"Os mensaleiros petistas podem voltar
a Brasília a bordo de mandatos renovados.
Mas o PT terá ficado no caminho, como
um cadáver pesado demais para
a tropa carregar"
Os dirigentes do PT em São Paulo resolveram consultar a militância sobre os nomes preferenciais para candidatos na próxima eleição. O resultado é um deboche. Em Osasco, mais de 900 petistas querem que o candidato seja João Paulo Cunha, que mandou a mulher pegar 50.000 reais no valerioduto. Outros 150 preferem José Genoíno, que avalizou os empréstimos fajutos no Banco Rural. Gente como Professor Luizinho e José Mentor aparecem muito bem cotados na preferência dos petistas. Em Ribeirão Preto, 300 querem que a vaga de candidato fique com Antonio Palocci, indiciado em oito crimes na violação da conta bancária do caseiro e nas trambicagens como prefeito. O presidente do PT na cidade, Jorge Parada, explicou que não há constrangimento em lançar um candidato indiciado em oito crimes. "A pessoa só fica constrangida quando é condenada."
Por trás desse deboche, está claro que os vinte petistas envolvidos em escândalos diversos, do mensalão à quebra do sigilo bancário do caseiro, criaram um código: ignorar tudo e lutar pelo poder, sempre. O que talvez não percebam é que esse comportamento está completando a falência do PT – o que pode até ser bom para tucanos e outros adversários políticos, mas não chega a ser bom para o Brasil. Era melhor que houvesse um partido tentando ficar de pé, lutando para reunir seus cacos, empenhado em recuperar alguma dignidade. Mas não. O PT dá sinais de que está confortável no convívio com o crime. Nessa destruição ética, repete o processo acrítico, e devastador, que conduziu à sua destruição ideológica.

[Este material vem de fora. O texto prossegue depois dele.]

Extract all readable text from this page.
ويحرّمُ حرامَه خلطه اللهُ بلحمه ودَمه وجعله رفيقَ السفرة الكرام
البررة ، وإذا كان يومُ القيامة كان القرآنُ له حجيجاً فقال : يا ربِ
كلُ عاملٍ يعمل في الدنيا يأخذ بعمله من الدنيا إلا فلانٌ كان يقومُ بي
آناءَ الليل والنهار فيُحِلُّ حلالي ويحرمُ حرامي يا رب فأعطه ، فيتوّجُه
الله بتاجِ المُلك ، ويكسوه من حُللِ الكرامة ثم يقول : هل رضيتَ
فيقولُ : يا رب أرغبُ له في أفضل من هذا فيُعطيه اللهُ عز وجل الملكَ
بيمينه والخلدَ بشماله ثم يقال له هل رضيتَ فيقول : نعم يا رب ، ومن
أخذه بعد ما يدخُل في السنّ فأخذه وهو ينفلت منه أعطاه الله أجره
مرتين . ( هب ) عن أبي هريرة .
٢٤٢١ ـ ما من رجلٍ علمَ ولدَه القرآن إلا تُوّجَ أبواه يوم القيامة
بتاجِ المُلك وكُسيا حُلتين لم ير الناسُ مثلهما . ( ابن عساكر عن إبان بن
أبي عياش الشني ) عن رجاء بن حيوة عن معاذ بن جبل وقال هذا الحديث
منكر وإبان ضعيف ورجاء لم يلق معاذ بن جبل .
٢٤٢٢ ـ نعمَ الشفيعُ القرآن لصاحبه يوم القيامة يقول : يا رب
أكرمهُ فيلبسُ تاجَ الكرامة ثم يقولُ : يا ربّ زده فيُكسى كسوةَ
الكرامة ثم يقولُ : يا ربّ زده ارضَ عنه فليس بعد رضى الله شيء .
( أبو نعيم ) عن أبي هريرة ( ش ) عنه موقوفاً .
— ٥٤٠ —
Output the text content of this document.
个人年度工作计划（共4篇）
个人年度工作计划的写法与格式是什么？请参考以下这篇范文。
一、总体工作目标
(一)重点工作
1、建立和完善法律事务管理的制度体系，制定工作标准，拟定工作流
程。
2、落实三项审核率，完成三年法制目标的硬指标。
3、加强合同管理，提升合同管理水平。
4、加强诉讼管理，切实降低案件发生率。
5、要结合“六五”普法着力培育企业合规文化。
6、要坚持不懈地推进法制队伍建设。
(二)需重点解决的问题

Sob o comando de José Dirceu, a quem os estudantes mineiros saúdam agora como "ladrão, ladrão, ladrão", o PT renunciou à sua história política para chegar ao poder e, nesse processo, não se preocupou em fazer autocrítica, não analisou erros e acertos do passado e, portanto, não deu sentido político real à sua mudança – deu apenas sentido eleitoral. Na época, desidratado de seu conteúdo político e transformado numa convencional máquina de caçar votos, o PT só não ficou igualzinho à maioria dos demais partidos porque resolveu erguer a bandeira da ética. Virou um silêncio ideológico. Mas tinha "ética".
O drama, agora, não está apenas no fato de que essa "ética" ruiu dentro do partido, mas sobretudo na recusa petista em purgar seus erros, expiar seus pecados, proceder enfim a uma autocrítica. Em vez disso, como demonstram as sondagens feitas em São Paulo, o grosso dos petistas prefere ignorar o que aconteceu, esconder os erros clamorosos e, no pináculo da farsa, premiar os mensaleiros.
Assim como renunciar à ideologia deu certo para chegar ao poder, talvez a renúncia à recuperação ética também dê certo – e os mensaleiros acabem de volta a Brasília a bordo de mandatos renovados. Pode ser, mas o PT terá ficado pelo caminho, como um cadáver pesado demais para a tropa carregar. E não lhes restará nem o consolo de dizer que ficaram apenas parecidos com os outros, parecidos com as sanguessugas. Espelhar-se nos outros dá uma imagem que Narciso não gosta de ver.